3. Configure Mesos using the `configure` script, passing the location of your `JAVA_HOME` using `--with-java-home`. Mesos comes with "template" configure scripts for different platforms, such as `configure.macosx`, that you can run. See the README file in Mesos for other options. **Note:** If you want to run Mesos without installing it into the default paths on your system (e.g. if you don't have administrative privileges to install it), you should also pass the `--prefix` option to `configure` to tell it where to install. For example, pass `--prefix=/home/user/mesos`. By default the prefix is `/usr/local`.
4. Build Mesos using `make`, and then install it using `make install`.
5. Create a file called `spark-env.sh` in Spark's `conf` directory, by copying `conf/spark-env.sh.template`, and add the following lines in it:
   * `export MESOS_NATIVE_LIBRARY=<path to libmesos.so>`. This path is usually `<prefix>/lib/libmesos.so` (where the prefix is `/usr/local` by default). Also, on Mac OS X, the library is called `libmesos.dylib` instead of `.so`.
   * `export SCALA_HOME=<path to Scala directory>`.
6. Copy Spark and Mesos to the _same_ paths on all the nodes in the cluster (or, for Mesos, `make install` on every node).
7. Configure Mesos for deployment:
   * On your master node, edit `<prefix>/var/mesos/deploy/masters` to list your master and `<prefix>/var/mesos/deploy/slaves` to list the slaves, where `<prefix>` is the prefix where you installed Mesos (`/usr/local` by default).
   * On all nodes, edit `<prefix>/var/mesos/deploy/mesos.conf` and add the line `master=HOST:5050`, where HOST is your master node.
   * Run `<prefix>/sbin/mesos-start-cluster.sh` on your master to start Mesos. If all goes well, you should see Mesos's web UI on port 8080 of the master machine.
   * See Mesos's README file for more information on deploying it.
8. To run a Spark job against the cluster, when you create your `SparkContext`, pass the string `HOST:5050` as the first parameter, where `HOST` is the machine running your Mesos master. In addition, pass the location of Spark on your nodes as the third parameter, and a list of JAR files containing your JAR's code as the fourth (these will automatically get copied to the workers).
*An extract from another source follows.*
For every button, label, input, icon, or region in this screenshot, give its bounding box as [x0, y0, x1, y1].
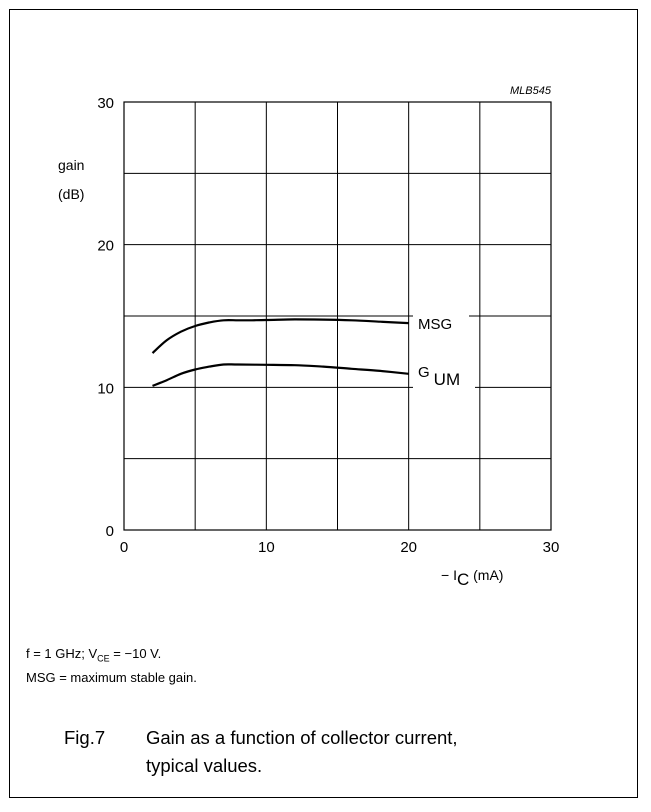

For example:

{% highlight scala %}
new SparkContext("HOST:5050", "My Job Name", "/home/user/spark", List("my-job.jar"))
{% endhighlight %}

## Running on Amazon EC2

If you want to run Spark on Amazon EC2, you can use the Spark [EC2 launch scripts]({{HOME_PATH}}ec2-scripts.html), which provide an easy way to launch a cluster with Mesos, Spark, and HDFS pre-configured. This will get you a cluster in about five minutes without any configuration on your part.

## Running Alongside Hadoop

You can run Spark and Mesos alongside your existing Hadoop cluster by just launching them as a separate service on the machines. To access Hadoop data from Spark, just use a hdfs:// URL (typically `hdfs://<namenode>:9000/path`, but you can find the right URL on your Hadoop Namenode's web UI).

In addition, it is possible to also run Hadoop MapReduce on Mesos, to get better resource isolation and sharing between the two. In this case, Mesos will act as a unified scheduler that assigns cores to either Hadoop or Spark, as opposed to having them share resources via the Linux scheduler on each node. Please refer to the Mesos wiki page on [Running Hadoop on Mesos](https://github.com/mesos/mesos/wiki/Running-Hadoop-on-Mesos).

In either case, HDFS runs separately from Hadoop MapReduce, without going through Mesos.